Итак, стена, отделяющая в театре один мир от другого, нерушима, но само существование другого мира все же открывается Трощейкину. Авансцена, на которой находится Трощейкин и Любовь, в момент истины перестает быть частью сцены, потому что прозрачный средний занавес берет на себя функцию «четвертой стены», но и не становится частью зрительного зала, по отношению к которому Трощейкин и Любовь остаются внешними. Гости Опаяшиной так же неподвижны, как зрители в зале, и уравнены с ними в статусе вымышленных лиц. Следовательно, реальность — лишь на «узкой освещенной сцене», но ей нет места в театре, где оба мира, актеров и зрителей, друг для друга иллюзорны. Она возможна только вне театра, по ту сторону театра жизни. Набоков, таким образом, создает модель театра, в которой оказываются противопоставленными не мир зрителя и мир актера, а этот мир (включающий дихотомию зритель/актер) и потусторонность. Ее проникновение в этот мир у Набокова устойчиво связывается с образом щели в потустороннее и актом прозрения. Так, в главе первой «Дара» Федор вспоминает, как, поправляясь после болезни (сама болезнь — «обращение к потустороннему»), он пережил приступ ясновидения и «потом, окрепнув, хлебом залепив щели, я с суеверным страданием раздумывал над моим припадком прозрения…».[55] Щель возникает и в момент прозрения Трощейкина на авансцене, персонифицированная в образе торговца оружием Ивана Ивановича Щеля.

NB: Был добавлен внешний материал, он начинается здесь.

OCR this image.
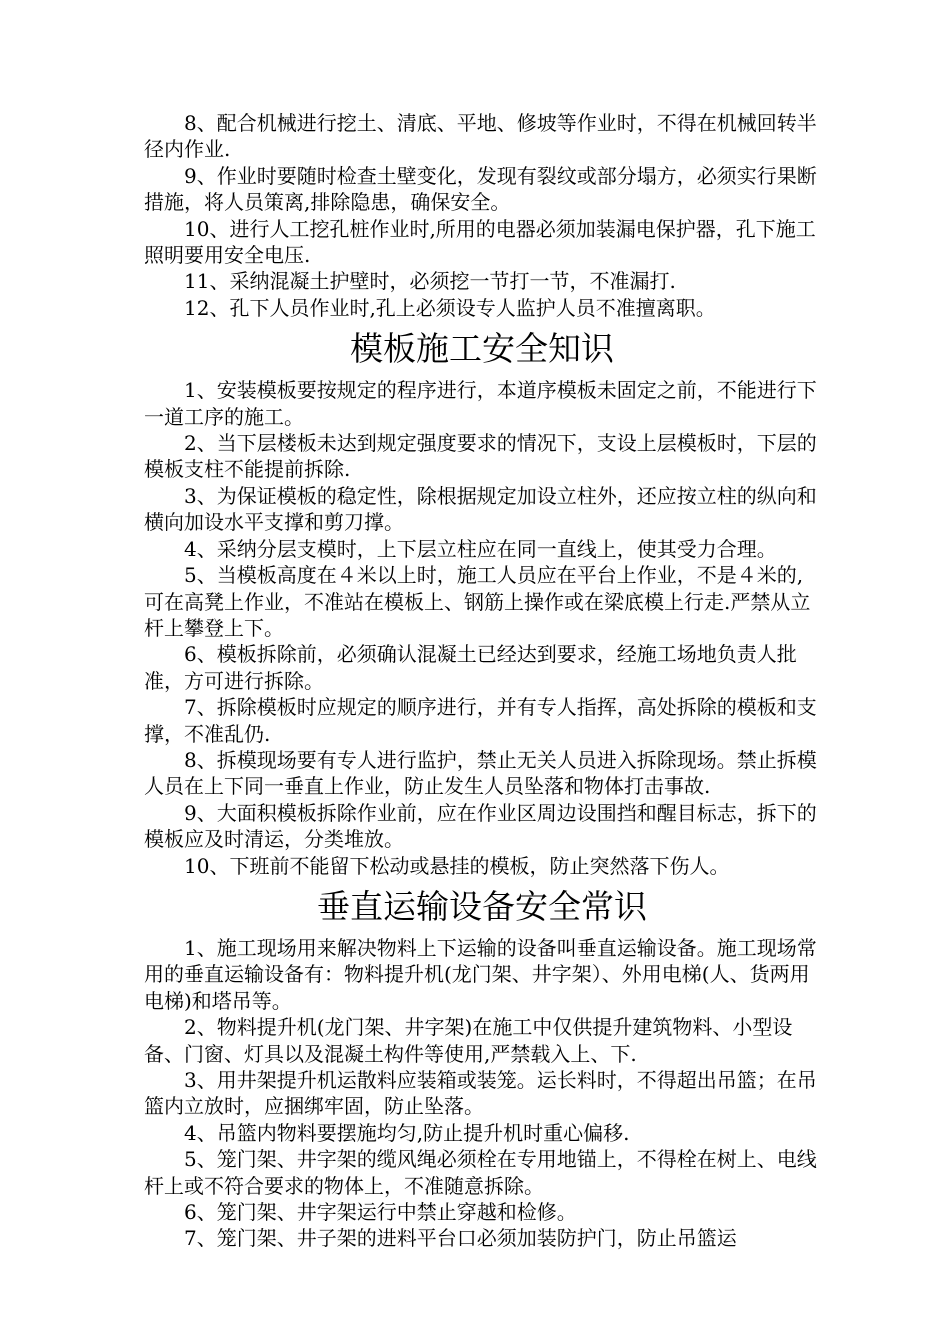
8、配合机械进行挖土、清底、平地、修坡等作业时，不得在机械回转半径内作业.

9、作业时要随时检查土壁变化，发现有裂纹或部分塌方，必须实行果断措施，将人员策离,排除隐患，确保安全。

10、进行人工挖孔桩作业时,所用的电器必须加装漏电保护器，孔下施工照明要用安全电压.

11、采纳混凝土护壁时，必须挖一节打一节，不准漏打.

12、孔下人员作业时,孔上必须设专人监护人员不准擅离职。

模板施工安全知识

1、安装模板要按规定的程序进行，本道序模板未固定之前，不能进行下一道工序的施工。

2、当下层楼板未达到规定强度要求的情况下，支设上层模板时，下层的模板支柱不能提前拆除.

3、为保证模板的稳定性，除根据规定加设立柱外，还应按立柱的纵向和横向加设水平支撑和剪刀撑。

4、采纳分层支模时，上下层立柱应在同一直线上，使其受力合理。

5、当模板高度在４米以上时，施工人员应在平台上作业，不是４米的,可在高凳上作业，不准站在模板上、钢筋上操作或在梁底模上行走.严禁从立杆上攀登上下。

6、模板拆除前，必须确认混凝土已经达到要求，经施工场地负责人批准，方可进行拆除。

7、拆除模板时应规定的顺序进行，并有专人指挥，高处拆除的模板和支撑，不准乱仍.

8、拆模现场要有专人进行监护，禁止无关人员进入拆除现场。禁止拆模人员在上下同一垂直上作业，防止发生人员坠落和物体打击事故.

9、大面积模板拆除作业前，应在作业区周边设围挡和醒目标志，拆下的模板应及时清运，分类堆放。

10、下班前不能留下松动或悬挂的模板，防止突然落下伤人。

垂直运输设备安全常识

1、施工现场用来解决物料上下运输的设备叫垂直运输设备。施工现场常用的垂直运输设备有：物料提升机(龙门架、井字架）、外用电梯(人、货两用电梯)和塔吊等。

2、物料提升机(龙门架、井字架)在施工中仅供提升建筑物料、小型设备、门窗、灯具以及混凝土构件等使用,严禁载入上、下.

3、用井架提升机运散料应装箱或装笼。运长料时，不得超出吊篮；在吊篮内立放时，应捆绑牢固，防止坠落。

4、吊篮内物料要摆施均匀,防止提升机时重心偏移.

5、笼门架、井字架的缆风绳必须栓在专用地锚上，不得栓在树上、电线杆上或不符合要求的物体上，不准随意拆除。

6、笼门架、井字架运行中禁止穿越和检修。

7、笼门架、井子架的进料平台口必须加装防护门，防止吊篮运
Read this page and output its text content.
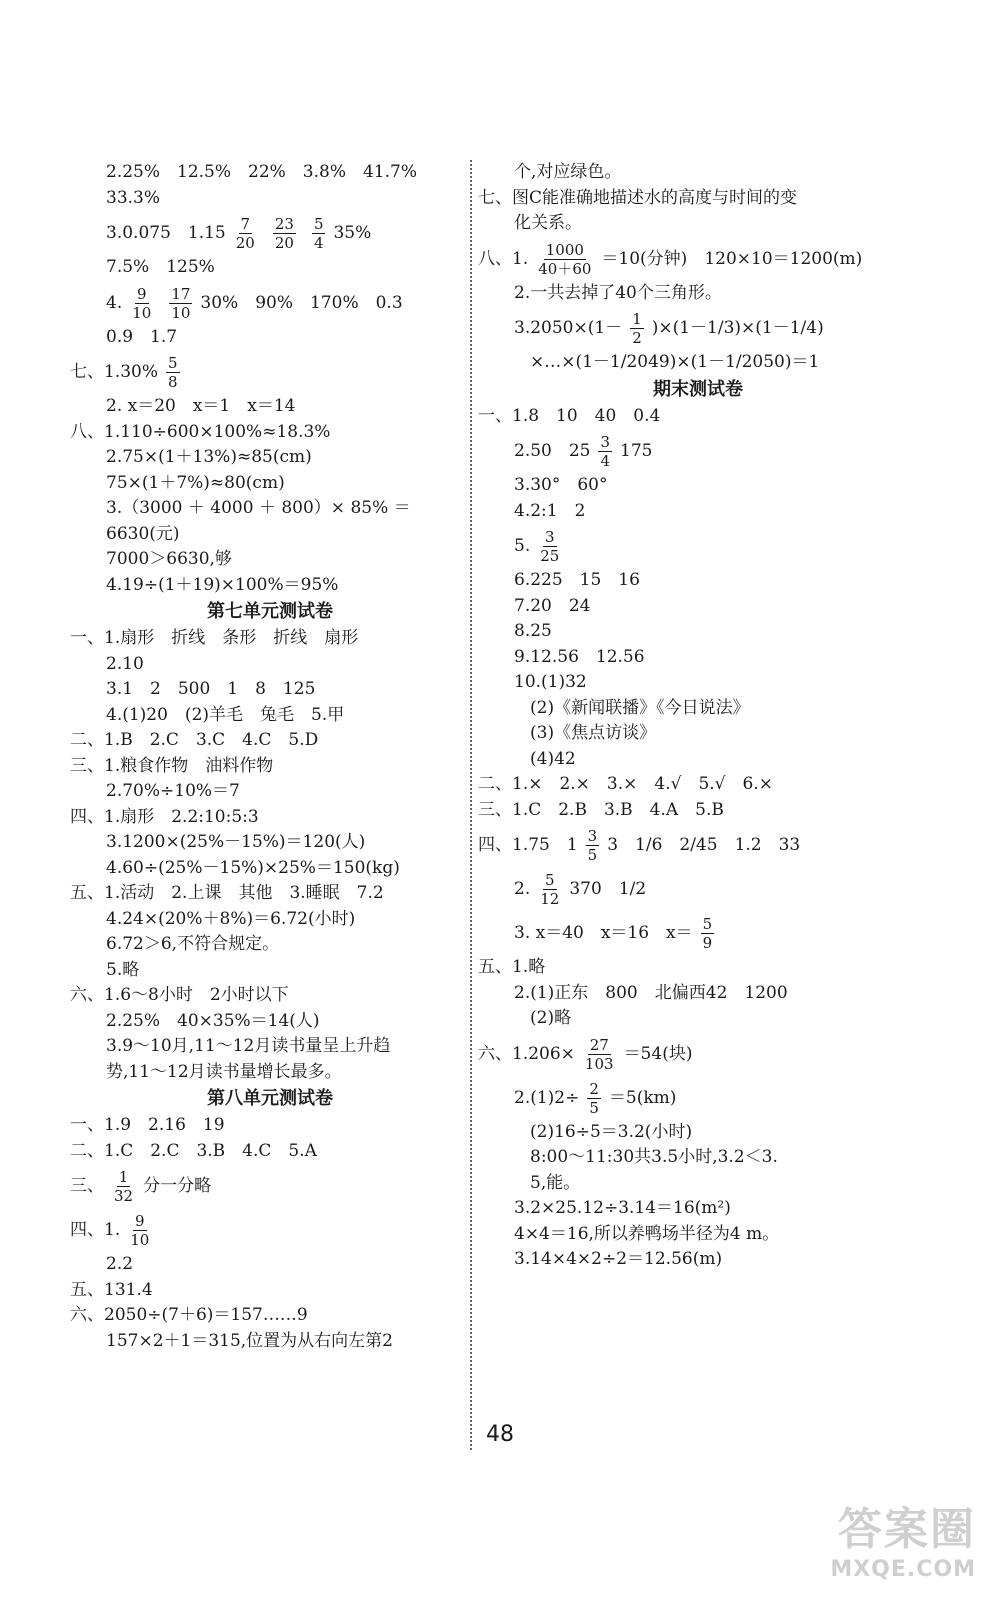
2.25%　12.5%　22%　3.8%　41.7%
33.3%
3.0.075　$1.15 \frac{7}{20} \frac{23}{20} \frac{5}{4} 35\%$
7.5%　125%
4. $\frac{9}{10} \frac{17}{10} 30\%$　90%　170%　0.3
0.9　1.7
七、$1.30\% \frac{5}{8}$
2. x＝20　x＝1　x＝14
八、1.110÷600×100%≈18.3%
2.75×(1＋13%)≈85(cm)
75×(1＋7%)≈80(cm)
3.（3000 ＋ 4000 ＋ 800）× 85% ＝
6630(元)
7000＞6630,够
4.19÷(1＋19)×100%＝95%
第七单元测试卷
一、1.扇形　折线　条形　折线　扇形
2.10
3.1　2　500　1　8　125
4.(1)20　(2)羊毛　兔毛　5.甲
二、1.B　2.C　3.C　4.C　5.D
三、1.粮食作物　油料作物
2.70%÷10%＝7
四、1.扇形　2.2:10:5:3
3.1200×(25%－15%)＝120(人)
4.60÷(25%－15%)×25%＝150(kg)
五、1.活动　2.上课　其他　3.睡眠　7.2
4.24×(20%＋8%)＝6.72(小时)
6.72＞6,不符合规定。
5.略
六、1.6～8小时　2小时以下
2.25%　40×35%＝14(人)
3.9～10月,11～12月读书量呈上升趋
势,11～12月读书量增长最多。
第八单元测试卷
一、1.9　2.16　19
二、1.C　2.C　3.B　4.C　5.A
三、 $\frac{1}{32}$ 分一分略
四、1. $\frac{9}{10}$
2.2
五、131.4
六、2050÷(7＋6)＝157……9
157×2＋1＝315,位置为从右向左第2
个,对应绿色。
七、图C能准确地描述水的高度与时间的变
化关系。
八、1. $\frac{1000}{40+60} =10$(分钟)　120×10＝1200(m)
2.一共去掉了40个三角形。
$3.2050\times(1- \frac{1}{2} )\times(1-1/3)\times(1-1/4)$
×…×(1－1/2049)×(1－1/2050)＝1
期末测试卷
一、1.8　10　40　0.4
2.50　$25 \frac{3}{4} 175$
3.30°　60°
4.2:1　2
5. $\frac{3}{25}$
6.225　15　16
7.20　24
8.25
9.12.56　12.56
10.(1)32
(2)《新闻联播》《今日说法》
(3)《焦点访谈》
(4)42
二、1.×　2.×　3.×　4.√　5.√　6.×
三、1.C　2.B　3.B　4.A　5.B
四、1.75　$1 \frac{3}{5} 3$　1/6　2/45　1.2　33
2. $\frac{5}{12} 370$　1/2
3. x＝40　x＝16　$x= \frac{5}{9}$
五、1.略
2.(1)正东　800　北偏西42　1200
(2)略
六、$1.206\times \frac{27}{103} =54$(块)
$2.(1)2\div \frac{2}{5} =5(km)$
(2)16÷5＝3.2(小时)
8:00～11:30共3.5小时,3.2＜3.
5,能。
3.2×25.12÷3.14＝16(m²)
4×4＝16,所以养鸭场半径为4 m。
3.14×4×2÷2＝12.56(m)
48
答案圈
MXQE.COM
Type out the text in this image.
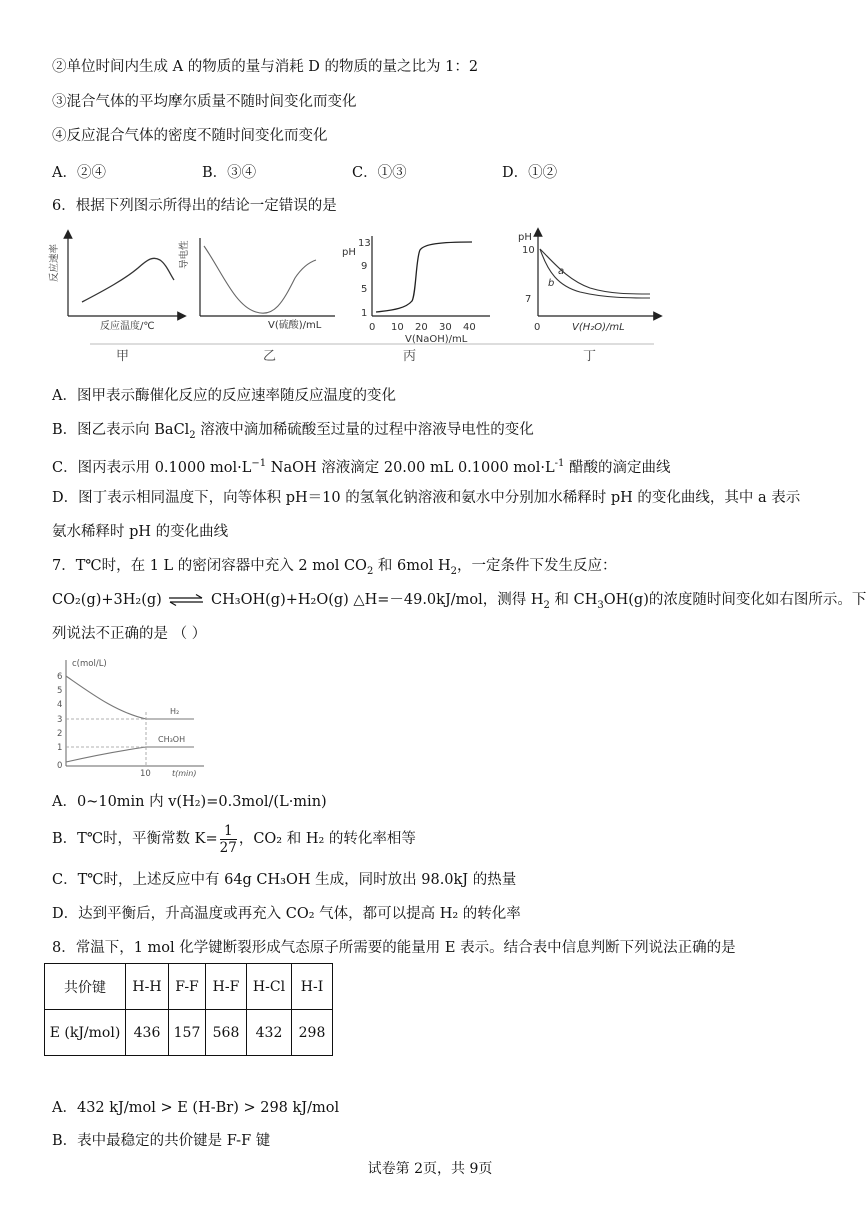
②单位时间内生成 A 的物质的量与消耗 D 的物质的量之比为 1：2
③混合气体的平均摩尔质量不随时间变化而变化
④反应混合气体的密度不随时间变化而变化
A．②④	B．③④	C．①③	D．①②
6．根据下列图示所得出的结论一定错误的是
反应速率
反应温度/℃
导电性
V(硫酸)/mL
pH
13
9
5
1
0 10 20 30 40
V(NaOH)/mL
pH
10
7
0	V(H₂O)/mL
a
b
甲	乙	丙	丁
A．图甲表示酶催化反应的反应速率随反应温度的变化
B．图乙表示向 BaCl$_2$ 溶液中滴加稀硫酸至过量的过程中溶液导电性的变化
C．图丙表示用 0.1000 $mol\cdot L^{-1}$ NaOH 溶液滴定 20.00 mL 0.1000 $mol\cdot L^{-1}$ 醋酸的滴定曲线
D．图丁表示相同温度下，向等体积 pH＝10 的氢氧化钠溶液和氨水中分别加水稀释时 pH 的变化曲线，其中 a 表示氨水稀释时 pH 的变化曲线
7．T℃时，在 1 L 的密闭容器中充入 2 mol $CO_2$ 和 6mol $H_2$，一定条件下发生反应：
CO₂(g)+3H₂(g) ⇌ CH₃OH(g)+H₂O(g) △H=－49.0kJ/mol，测得 $H_2$ 和 $CH_3OH(g)$的浓度随时间变化如右图所示。下
列说法不正确的是 （ ）
c(mol/L)
6
5
4
3
2
1
0
H₂
CH₃OH
10	t(min)
A．0~10min 内 v(H₂)=0.3mol/(L·min)
B．T℃时，平衡常数 $K= \frac{1}{27}$ ，CO₂ 和 H₂ 的转化率相等
C．T℃时，上述反应中有 64g CH₃OH 生成，同时放出 98.0kJ 的热量
D．达到平衡后，升高温度或再充入 CO₂ 气体，都可以提高 H₂ 的转化率
8．常温下，1 mol 化学键断裂形成气态原子所需要的能量用 E 表示。结合表中信息判断下列说法正确的是
共价键	H-H	F-F	H-F	H-Cl	H-I
E (kJ/mol)	436	157	568	432	298
A．432 kJ/mol > E (H-Br) > 298 kJ/mol
B．表中最稳定的共价键是 F-F 键
试卷第 2页，共 9页
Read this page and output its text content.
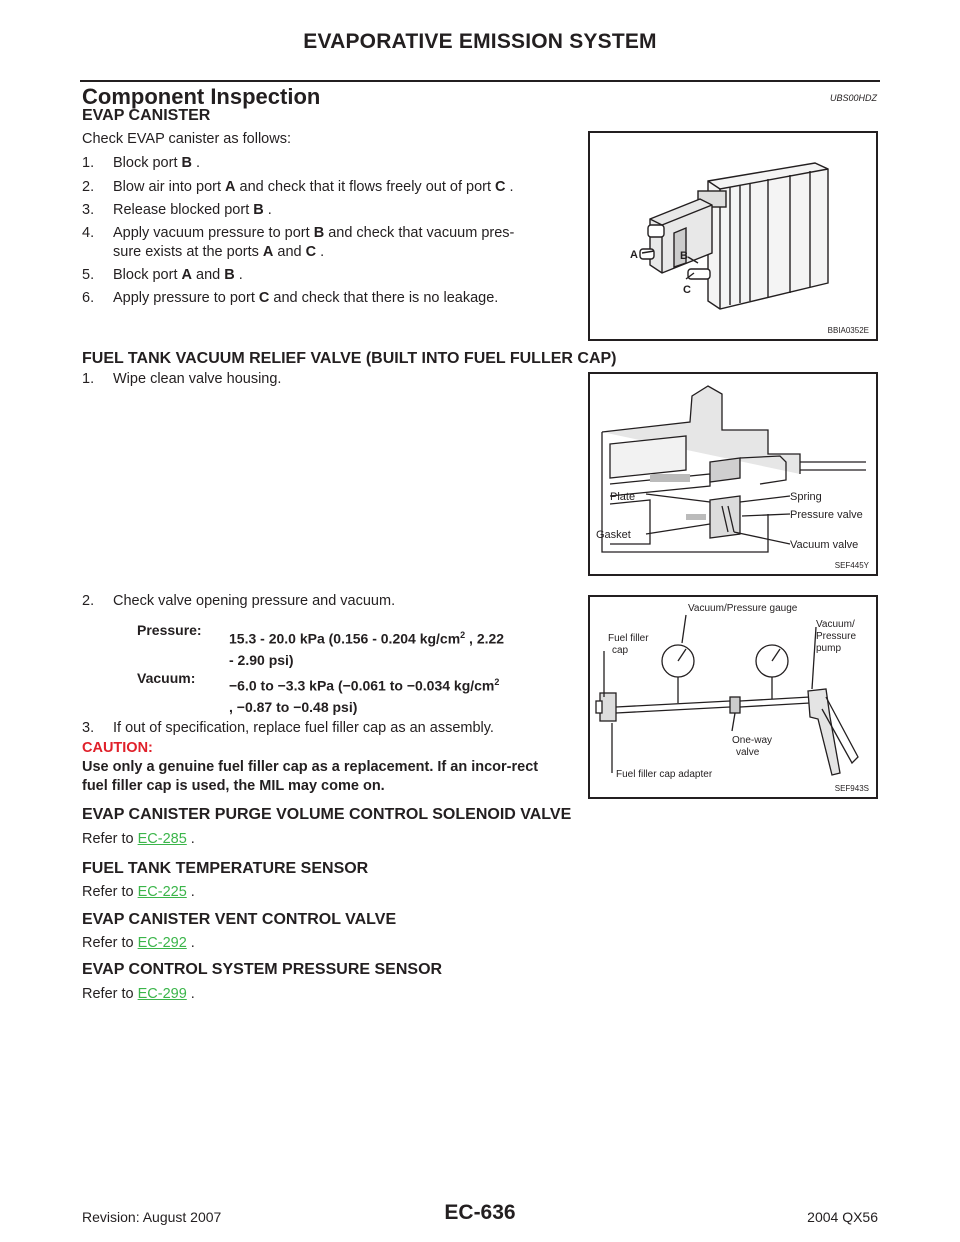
EVAPORATIVE EMISSION SYSTEM
Component Inspection	UBS00HDZ
EVAP CANISTER
Check EVAP canister as follows:
1. Block port B .
2. Blow air into port A and check that it flows freely out of port C .
3. Release blocked port B .
4. Apply vacuum pressure to port B and check that vacuum pres-
sure exists at the ports A and C .
5. Block port A and B .
6. Apply pressure to port C and check that there is no leakage.
A	B
C
BBIA0352E
FUEL TANK VACUUM RELIEF VALVE (BUILT INTO FUEL FULLER CAP)
1. Wipe clean valve housing.
Plate
Gasket
Spring
Pressure valve
Vacuum valve
SEF445Y
2. Check valve opening pressure and vacuum.
Pressure:
15.3 - 20.0 kPa (0.156 - 0.204 $kg/cm^2$ , 2.22
- 2.90 psi)
Vacuum: −6.0 to −3.3 kPa (−0.061 to −0.034 $kg/cm^2$
, −0.87 to −0.48 psi)
Vacuum/Pressure gauge
Fuel filler
cap
Vacuum/
Pressure
pump
One-way
valve
Fuel filler cap adapter
SEF943S
3. If out of specification, replace fuel filler cap as an assembly.
CAUTION:
Use only a genuine fuel filler cap as a replacement. If an incor-rect fuel filler cap is used, the MIL may come on.
EVAP CANISTER PURGE VOLUME CONTROL SOLENOID VALVE
Refer to EC-285 .
FUEL TANK TEMPERATURE SENSOR
Refer to EC-225 .
EVAP CANISTER VENT CONTROL VALVE
Refer to EC-292 .
EVAP CONTROL SYSTEM PRESSURE SENSOR
Refer to EC-299 .
Revision: August 2007	EC-636	2004 QX56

Ближе всего к этой странной персонификации Сон в «Изобретении Вальса» Набокова. Щель и Сон выступают как действующие лица и как порождения воспаленного сознания действующего лица (под влиянием страха у Трощейкина и мании величия у Вальса). В широко цитируемой статье В. Ходасевича «О Сирине» (1937) «ключом ко всему Сирину» называется выставление наружу приемов творчества: «Его произведения населены не только действующими лицами, но и бесчисленным множеством приемов, которые, точно эльфы или гномы, снуя между персонажами, производят огромную работу <…>, на глазах у зрителя ставя и разбирая те декорации, в которых разыгрывается пьеса. Они строят мир произведения и сами оказываются его неустранимо важными персонажами».[56] Развивая это соображение, можно сказать, что в ряде произведений Набокова, и в первую очередь в Соб и «Изобретении Вальса», в рамках обнажения приема и тотального одушевления, персонажами становятся уже отвлеченные понятия (наравне с лицами, человеческий статус которых в условиях такого соседства, разумеется, ставится под сомнение), в которые Набоков вдыхает жизнь. Так, круг одушевляется в Лике («Лик»): лик — хоровод, круговая пляска (по актуализированному в рассказе значению из Словаря В. И. Даля), Вальсе («Изобретение Вальса») — парный круговой танец (его партнером является Сон), Круге («Bend Sinister») — период времени (актуализированное значение).[57] Понятие формирует парадигму действия такого героя и собственно композицию (заданность движения Вальса по кругу композиции, финальное возвращение Круга в детство). Оно может лечь в основу произведения как самый общий принцип, или же таким костяком может быть ряд объединенных принципов, как в Соб, где двоемирию соответствует двойственность в образах Трощейкина, а также Вагабундова/Шнап, Барбашин/Барбошин. Сон (Viola Trance в английском переводе) в «Изобретении Вальса» — не только персонификация сна, но и условие развития действия — сон, переходящий в кошмар (Вальс восклицает: «Сон, что это за кошмар!» — д. 3), и не только условие действия отдельной пьесы, но и положение драматической концепции: в лекции «Трагедия трагедии» Набоков выделяет разряд сновидческих пьес («Ревизор», «Гамлет», «Король Лир»), в которых «логика кошмара заменяет элементы драматического детерминизма».[58]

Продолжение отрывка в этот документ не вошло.